Kita memasuki zaman semuanya bisa diiklankan, termasuk jadi ustadz (guru yang mengajarkan ilmu agama). Ada orang melalui iklan membangun citranya sebagai ustadz, lalu apakah dia jadi ustadz dengan itu? Tentu tidak. Tapi sebagai orang awam sulit mengetahui mana ustadz beneran dan mana ustadz hasil iklan. Para santri mungkin bisa aja membedakannya, tapI bagi orang awam? Keadaan ini tentu membuatnya bingung, makanya harus ada penjelasan mengenai kriteria dalam memilih ustadz. Lalu apa kriteria dan syarat memilih seorang ustadz?
Berikut adalah kriteria ustadz:
- Jelas gurunya (bersanad)
- .Memenuhi standar keilmuwan (diakui oleh ahli dan direkomendasi oleh orang yang sudah disepakati keulamaannya, minimal pada ilmu yang diajarkan)
- Istiqamah dalam kebaikan (tidak melakukan dosa besar kecuali sudah bertaubat, dan tidak terus menerus dalam dosa kecil, kecuali sesekali, nama saja manusia)
Setelah 3 hal di atas terpenuhi, baru like dan dislike (sudaka dan tidak suka). Mau memilih ustadz yang ganteng, gaul, adem,tegas, berkelas, pinter orasi, macho, lucu, kaya, pendiam, dll terserah, sesuai selera masing-masing saja, karena masing-masing orang beda seleranya, karena tabiat ruhnya juga berbeda, yang penting tidak keluar dari standar di atas.
Baca Juga: Pak Ustadz, Anda Bukan Google!
Jadi, jangan like dan dislike duluan yang diutamakan dalam memilih kreteri ustadz, karena walaupun likersnya (penyukanya) 1 juta, kalau tidak memenuhi standar keilmuan, nanti kalau dia tidak tahu yang diajarkan itu ajaran Islam atau bukan, siapa tahu yang diajarkan itu ajaran planet namec, jadi dewa picolo hahaha.
Begitu juga keilmuan juga tidak cukup, butuh keistiqamahan, karena tanpa keistiqamahan ditakutkan dia bisa menipu atas nama agama. Dia tahu hukum A bener, tapi demi kepentingan tertentu seperti duit, kekuasaan, kepopuleran, nafsu, dll yang benar disalahkan dan yang salah dibenarkan, tapi kalau kita melihat keistiqamahan secara zahir insyaallah jadi pertanda bahwa itu orang amanah dalam menyampaikan ilmu. Adapun hatinya? Itu urusan dia dengan tuhan, kita tidak diperintah untuk mengulik isi hati orang.

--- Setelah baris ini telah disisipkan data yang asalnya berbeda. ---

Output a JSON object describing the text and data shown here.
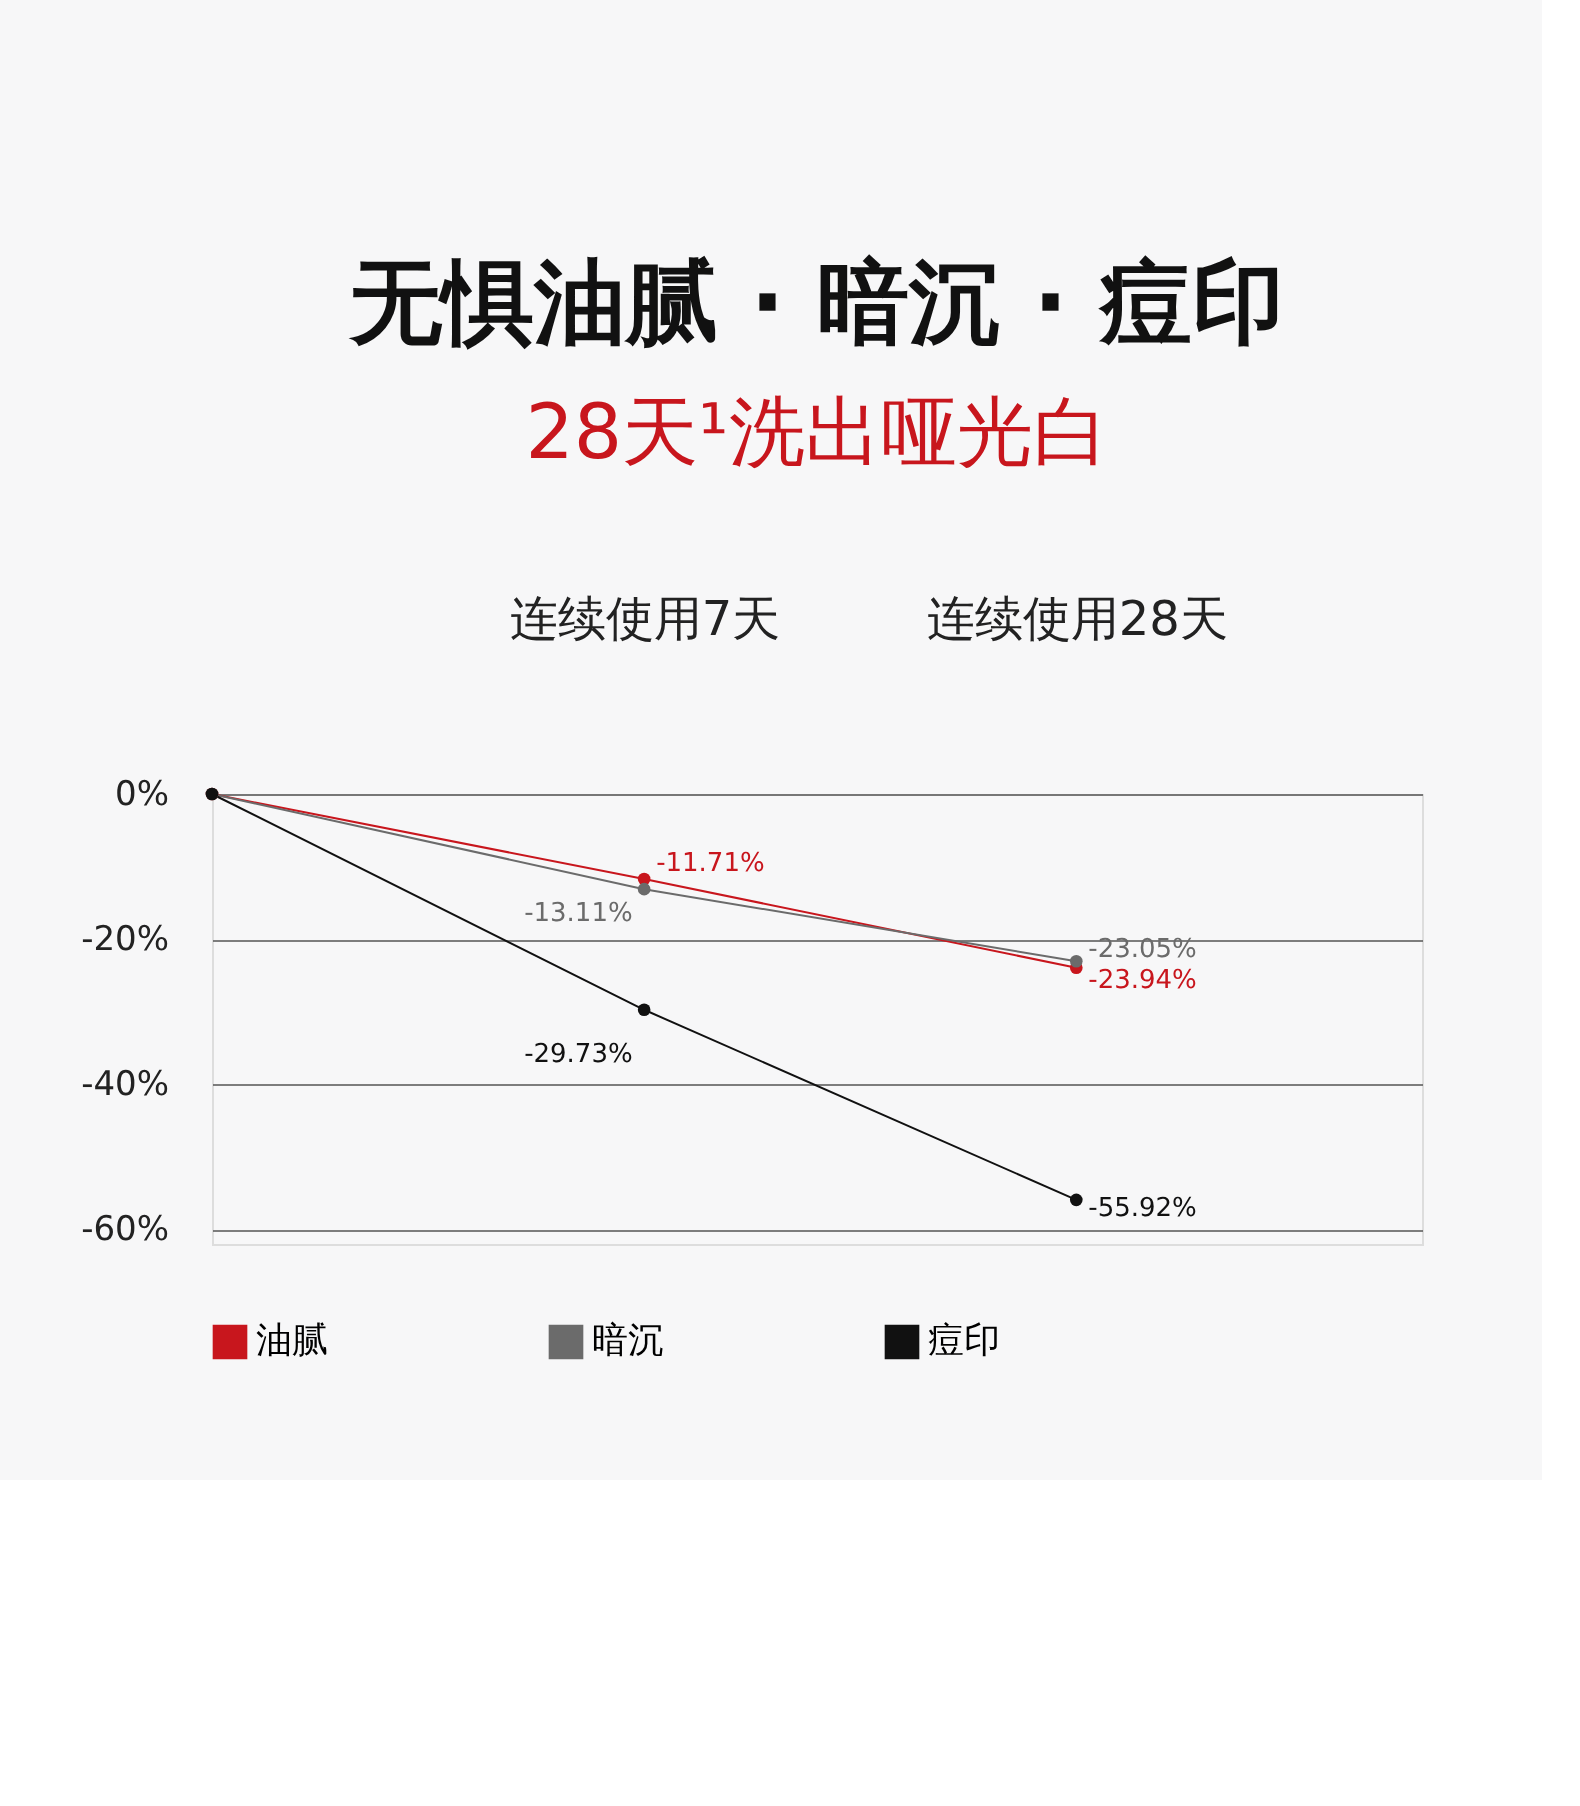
{
  "chart_data": {
    "type": "line",
    "title": "无惧油腻 · 暗沉 · 痘印",
    "subtitle": "28天¹洗出哑光白",
    "categories": [
      null,
      "连续使用7天",
      "连续使用28天"
    ],
    "series": [
      {
        "name": "油腻",
        "color": "#c8161d",
        "values": [
          0,
          -11.71,
          -23.94
        ],
        "value_labels": [
          null,
          "-11.71%",
          "-23.94%"
        ]
      },
      {
        "name": "暗沉",
        "color": "#6b6b6b",
        "values": [
          0,
          -13.11,
          -23.05
        ],
        "value_labels": [
          null,
          "-13.11%",
          "-23.05%"
        ]
      },
      {
        "name": "痘印",
        "color": "#111111",
        "values": [
          0,
          -29.73,
          -55.92
        ],
        "value_labels": [
          null,
          "-29.73%",
          "-55.92%"
        ]
      }
    ],
    "ylim": [
      -62,
      0
    ],
    "yticks": [
      {
        "value": 0,
        "label": "0%"
      },
      {
        "value": -20,
        "label": "-20%"
      },
      {
        "value": -40,
        "label": "-40%"
      },
      {
        "value": -60,
        "label": "-60%"
      }
    ],
    "grid": "y",
    "legend": "bottom",
    "marker": "circle",
    "line_style": "solid"
  }
}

“Oh, dia istiqamah dan dia juga berilmu, tapi hati saya kurang sreg dengan gayanya, penampilannya, gaya dia ceramah, atau beberapa sikapnya yang sebenarnya tidak salah dan tidak dosa juga, tapi tidak simpatik, gimana dong?” Ya tidak apa-apa. Tidak perlu diikuti, kenyamanan ruh itu tidak bisa dipaksakan. Ikuti yang memenuhi syarat yang cocok saja, kecuali di daerah kita tidak ada ustadz yang lain, cukup dengarkan saja, toh yang disampaikan benar dan amanah walau kita tidak cocok sama orangnya. Nanti, kalau ada ustadz yang lain pindah pengajian, tidak haram (kok) pindah pengajian. Cukup hormati dia secara zahir sebagai orang yang berilmu saja, itu saja cukup, maka selesai tugas kita sebagai orang awam. Jadi orang awam gampang, kan?
Ini kita bicara milih ustadz ya! Ustadz itu bukan ulama. Standar ulama beda lagi. Sekali lagi milih ustadz, bukan milih calon istri hahaha!